Darktable is pretty good, I agree. But it's fiddly. Some operations that are trivial in programs like Lightroom (e.g., add a little color noise reduction) can be pretty tedious in Darktable (add at least two instances of noise reduction modules, one profiled denoise, color blend mode, reduce the strength a bit, another wavelet module, blah blah blah). There are, I think, five different kinds of noise reduction modules in Darktable, and it's up to you to figure out what modules and what parameters will work best for you.
If you find a set of parameters you like, you can save them as a module preset and that will be quicker to apply. But even after many hours of experimentation, I was never able to find a combination of denoise tools/settings in Darktable that worked for general purpose NR as well, for me, as just grabbing the slider in Lightroom. In particular I could never identify a module or combination of modules for high-ISO strong NR that didn't color-shift my images.
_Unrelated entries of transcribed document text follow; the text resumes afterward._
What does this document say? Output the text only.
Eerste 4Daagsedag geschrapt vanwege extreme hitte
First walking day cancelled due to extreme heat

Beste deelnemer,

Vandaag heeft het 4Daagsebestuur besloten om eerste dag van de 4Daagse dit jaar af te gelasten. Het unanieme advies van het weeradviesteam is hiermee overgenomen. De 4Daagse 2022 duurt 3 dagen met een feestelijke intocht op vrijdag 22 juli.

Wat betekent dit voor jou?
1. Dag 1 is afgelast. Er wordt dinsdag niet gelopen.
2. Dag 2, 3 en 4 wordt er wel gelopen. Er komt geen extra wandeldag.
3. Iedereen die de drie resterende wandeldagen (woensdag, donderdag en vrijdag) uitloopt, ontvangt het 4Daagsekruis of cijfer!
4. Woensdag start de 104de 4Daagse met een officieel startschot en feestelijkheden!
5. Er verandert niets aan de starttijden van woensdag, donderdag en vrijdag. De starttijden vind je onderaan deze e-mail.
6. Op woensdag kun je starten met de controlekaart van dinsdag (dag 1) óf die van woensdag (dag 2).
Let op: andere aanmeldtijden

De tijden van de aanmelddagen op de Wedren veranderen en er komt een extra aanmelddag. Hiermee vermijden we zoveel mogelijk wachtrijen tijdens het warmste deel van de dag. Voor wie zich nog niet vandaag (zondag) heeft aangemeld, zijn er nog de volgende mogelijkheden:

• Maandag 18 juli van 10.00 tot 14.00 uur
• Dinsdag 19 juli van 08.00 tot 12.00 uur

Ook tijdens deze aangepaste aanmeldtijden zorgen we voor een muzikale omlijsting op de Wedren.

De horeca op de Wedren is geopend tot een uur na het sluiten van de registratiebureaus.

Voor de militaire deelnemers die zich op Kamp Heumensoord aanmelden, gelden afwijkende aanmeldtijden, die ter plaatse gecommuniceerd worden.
And I have found that the five basic tone sliders in Lightroom (blacks, shadows, exposure, highlights, whites) are more intuitive and natural than the counterparts in Darktable, which seem (again, to me!) to require more iterative adjustment and compensation to get a pleasing result.
Finally, I think Lightroom does a better job with dust spot removal.
Darkroom is pretty good if the user has sufficient patience to do some significant tinkering, repeatedly. If you just want to get down to the business of photo editing with significant throughput, I believe there are better choices, and Lightroom is mine.
So, even though I have been a majority-Linux user for about a decade, I still keep a Windows installation around just to run Lightroom (and on occasion, Microsoft Office). I run it in a virtual machine so I don't have to dual boot, but I don't necessarily recommend this approach because it has some disadvantages. (To name one: VMware Player, which is free for non-commercial use, has some rudimentary graphics acceleration. It's enough to let Windows do its Aero interface, and it's fine for that. But it's not good enough to accelerate Lightroom 6.)
Anyhow, that's my two cents. I just paid to upgrade to Lightroom 6 because it simply works better for me, and it's worth the annoyance of keeping a Windows installation around. I wish that weren't the case, but oh well.
I'm pretty results-oriented these days, and I have occasionally mentally tossed around the idea of just switching back to Windows to avoid the hassle factor. But every now and then
stuff like this will slap some sense back into me and remind me why I switched away in the first place.